Com que rasguei o ventre à minha mãe

 

Não, não vou por aí! Só vou por onde

Me levam meus próprios passos…

 

Se ao que busco saber nenhum de vós responde

Por que me repetis: “vem por aqui!”?

 

Prefiro escorregar nos becos lamacentos,

Redemoinhar aos ventos,

Como farrapos, arrastar os pés sangrentos,

A ir por aí…

 

Se vim ao mundo, foi

Só para desflorar florestas virgens,

E desenhar meus próprios pés na areia inexplorada!

O mais que faço não vale nada.

 

Como, pois sereis vós

Que me dareis impulsos, ferramentas e coragem

Para eu derrubar os meus obstáculos?…

Corre, nas vossas veias, sangue velho dos avós,

E vós amais o que é fácil!

Eu amo o Longe e a Miragem,

Amo os abismos, as torrentes, os desertos…

 

Ide! Tendes estradas,

Tendes jardins, tendes canteiros,

Tendes pátria, tendes tectos,

E tendes regras, e tratados, e filósofos, e sábios…

Eu tenho a minha Loucura !

Levanto-a, como um facho, a arder na noite escura,

E sinto espuma, e sangue, e cânticos nos lábios…

Deus e o Diabo é que me guiam, mais ninguém.

Todos tiveram pai, todos tiveram mãe;

Mas eu, que nunca principio nem acabo,

Nasci do amor que há entre Deus e o Diabo.

 

Ah, que ninguém me dê piedosas intenções!

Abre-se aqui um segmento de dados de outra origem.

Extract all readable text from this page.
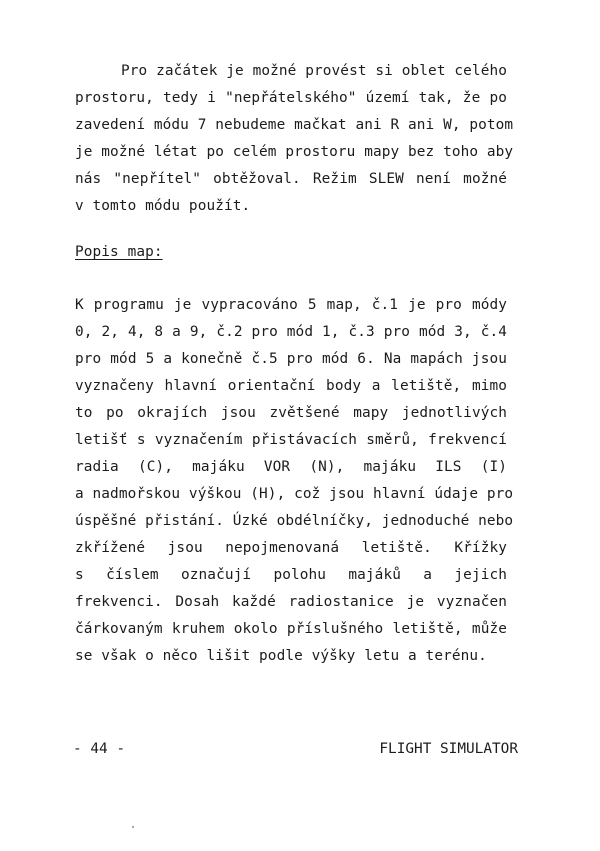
Pro začátek je možné provést si oblet celého
prostoru, tedy i "nepřátelského" území tak, že po
zavedení módu 7 nebudeme mačkat ani R ani W, potom
je možné létat po celém prostoru mapy bez toho aby
nás "nepřítel" obtěžoval. Režim SLEW není možné
v tomto módu použít.
Popis map:
K programu je vypracováno 5 map, č.1 je pro módy
0, 2, 4, 8 a 9, č.2 pro mód 1, č.3 pro mód 3, č.4
pro mód 5 a konečně č.5 pro mód 6. Na mapách jsou
vyznačeny hlavní orientační body a letiště, mimo
to po okrajích jsou zvětšené mapy jednotlivých
letišť s vyznačením přistávacích směrů, frekvencí
radia (C), majáku VOR (N), majáku ILS (I)
a nadmořskou výškou (H), což jsou hlavní údaje pro
úspěšné přistání. Úzké obdélníčky, jednoduché nebo
zkřížené jsou nepojmenovaná letiště. Křížky
s číslem označují polohu majáků a jejich
frekvenci. Dosah každé radiostanice je vyznačen
čárkovaným kruhem okolo příslušného letiště, může
se však o něco lišit podle výšky letu a terénu.
- 44 -	FLIGHT SIMULATOR
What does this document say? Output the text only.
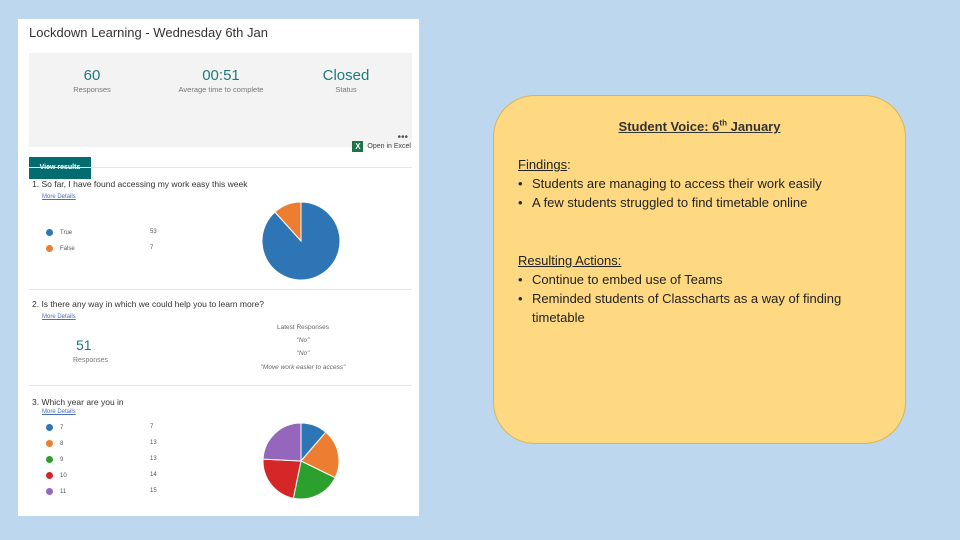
Lockdown Learning - Wednesday 6th Jan
60
Responses
00:51
Average time to complete
Closed
Status
•••
X Open in Excel
1. So far, I have found accessing my work easy this week
More Details
True	53
False	7
2. Is there any way in which we could help you to learn more?
More Details
51
Responses
Latest Responses
"No"
"No"
"Move work easier to access"
3. Which year are you in
More Details
7	7
8	13
9	13
10	14
11	15
Student Voice: 6th January
Findings:
• Students are managing to access their work easily
• A few students struggled to find timetable online
Resulting Actions:
• Continue to embed use of Teams
• Reminded students of Classcharts as a way of finding timetable
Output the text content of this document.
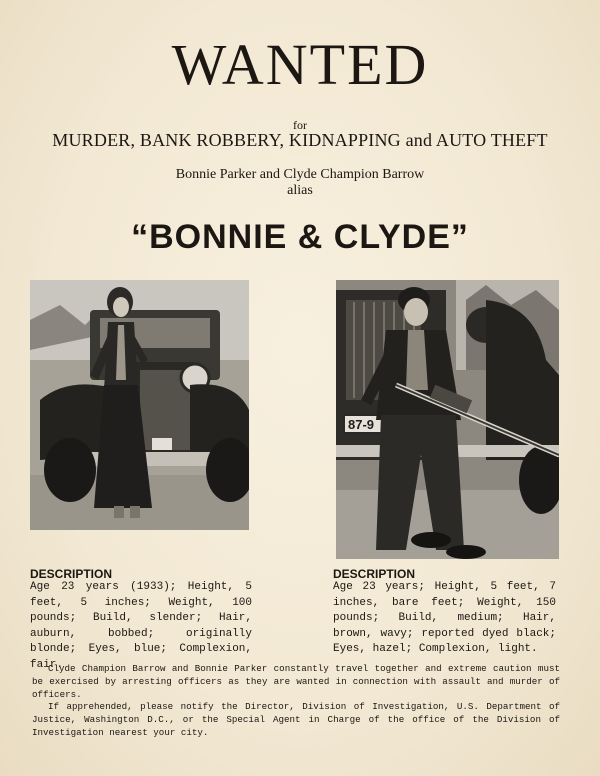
WANTED
for
MURDER, BANK ROBBERY, KIDNAPPING and AUTO THEFT
Bonnie Parker and Clyde Champion Barrow
alias
“BONNIE & CLYDE”
87-9
DESCRIPTION
Age 23 years (1933); Height, 5 feet, 5 inches; Weight, 100 pounds; Build, slender; Hair, auburn, bobbed; originally blonde; Eyes, blue; Complexion, fair.
DESCRIPTION
Age 23 years; Height, 5 feet, 7 inches, bare feet; Weight, 150 pounds; Build, medium; Hair, brown, wavy; reported dyed black; Eyes, hazel; Complexion, light.
Clyde Champion Barrow and Bonnie Parker constantly travel together and extreme caution must be exercised by arresting officers as they are wanted in connection with assault and murder of officers.
If apprehended, please notify the Director, Division of Investigation, U.S. Department of Justice, Washington D.C., or the Special Agent in Charge of the office of the Division of Investigation nearest your city.
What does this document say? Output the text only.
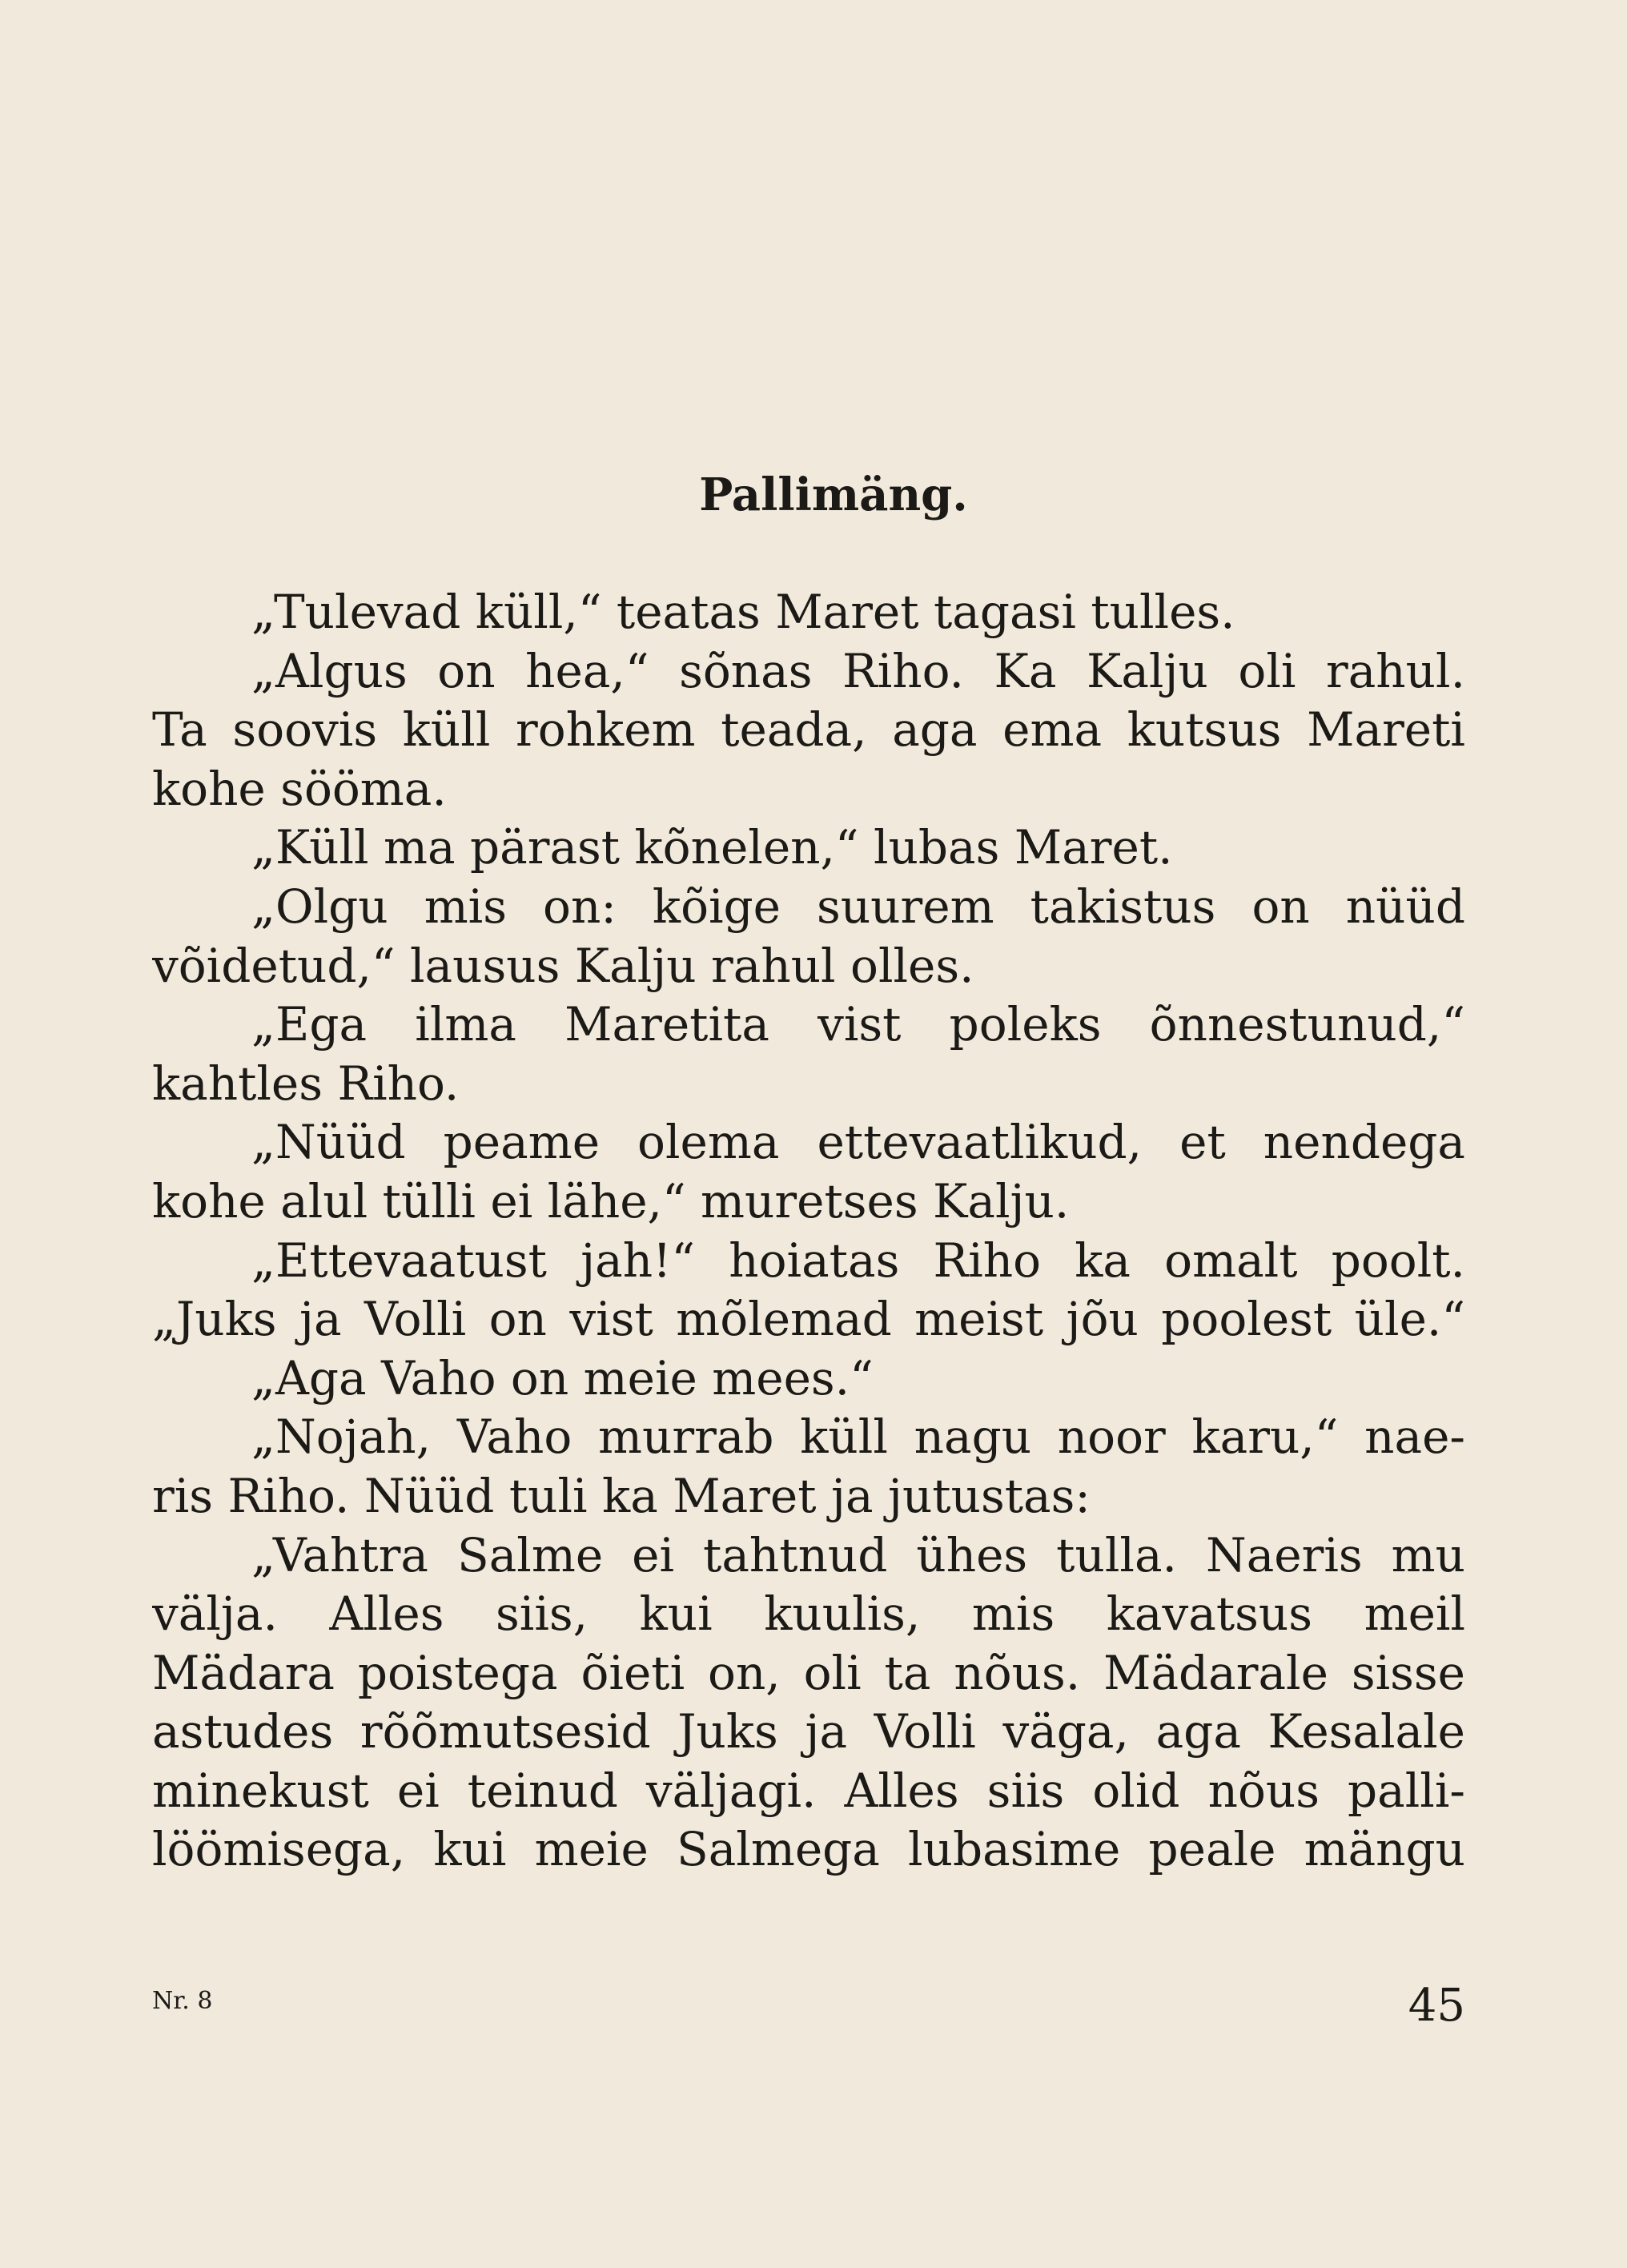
Pallimäng.
„Tulevad küll,“ teatas Maret tagasi tulles.
„Algus on hea,“ sõnas Riho. Ka Kalju oli rahul.
Ta soovis küll rohkem teada, aga ema kutsus Mareti
kohe sööma.
„Küll ma pärast kõnelen,“ lubas Maret.
„Olgu mis on: kõige suurem takistus on nüüd
võidetud,“ lausus Kalju rahul olles.
„Ega ilma Maretita vist poleks õnnestunud,“
kahtles Riho.
„Nüüd peame olema ettevaatlikud, et nendega
kohe alul tülli ei lähe,“ muretses Kalju.
„Ettevaatust jah!“ hoiatas Riho ka omalt poolt.
„Juks ja Volli on vist mõlemad meist jõu poolest üle.“
„Aga Vaho on meie mees.“
„Nojah, Vaho murrab küll nagu noor karu,“ nae-
ris Riho. Nüüd tuli ka Maret ja jutustas:
„Vahtra Salme ei tahtnud ühes tulla. Naeris mu
välja. Alles siis, kui kuulis, mis kavatsus meil
Mädara poistega õieti on, oli ta nõus. Mädarale sisse
astudes rõõmutsesid Juks ja Volli väga, aga Kesalale
minekust ei teinud väljagi. Alles siis olid nõus palli-
löömisega, kui meie Salmega lubasime peale mängu
Nr. 8	45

Ninguém me peça definições!

Ninguém me diga: “vem por aqui”!

A minha vida é um vendaval que se soltou.

É uma onda que se alevantou.

É um átomo a mais que se animou…

Não sei por onde vou,

Não sei para onde vou

– Sei que não vou por aí!

in “Poemas de Deus e do Diabo”

 

Leia aqui outros poemas e citações  do autor.

 

MJLeite

2 comentários para “José Régio”

  1. Boa escolha! Muito oportuno – um excelente convite à reflexão, linha a linha…
    Parabéns pela constância desta rubrica.

  2. Cântico Negro é um poema de uma intensidade imensa. Um hino ao pensamento crítico.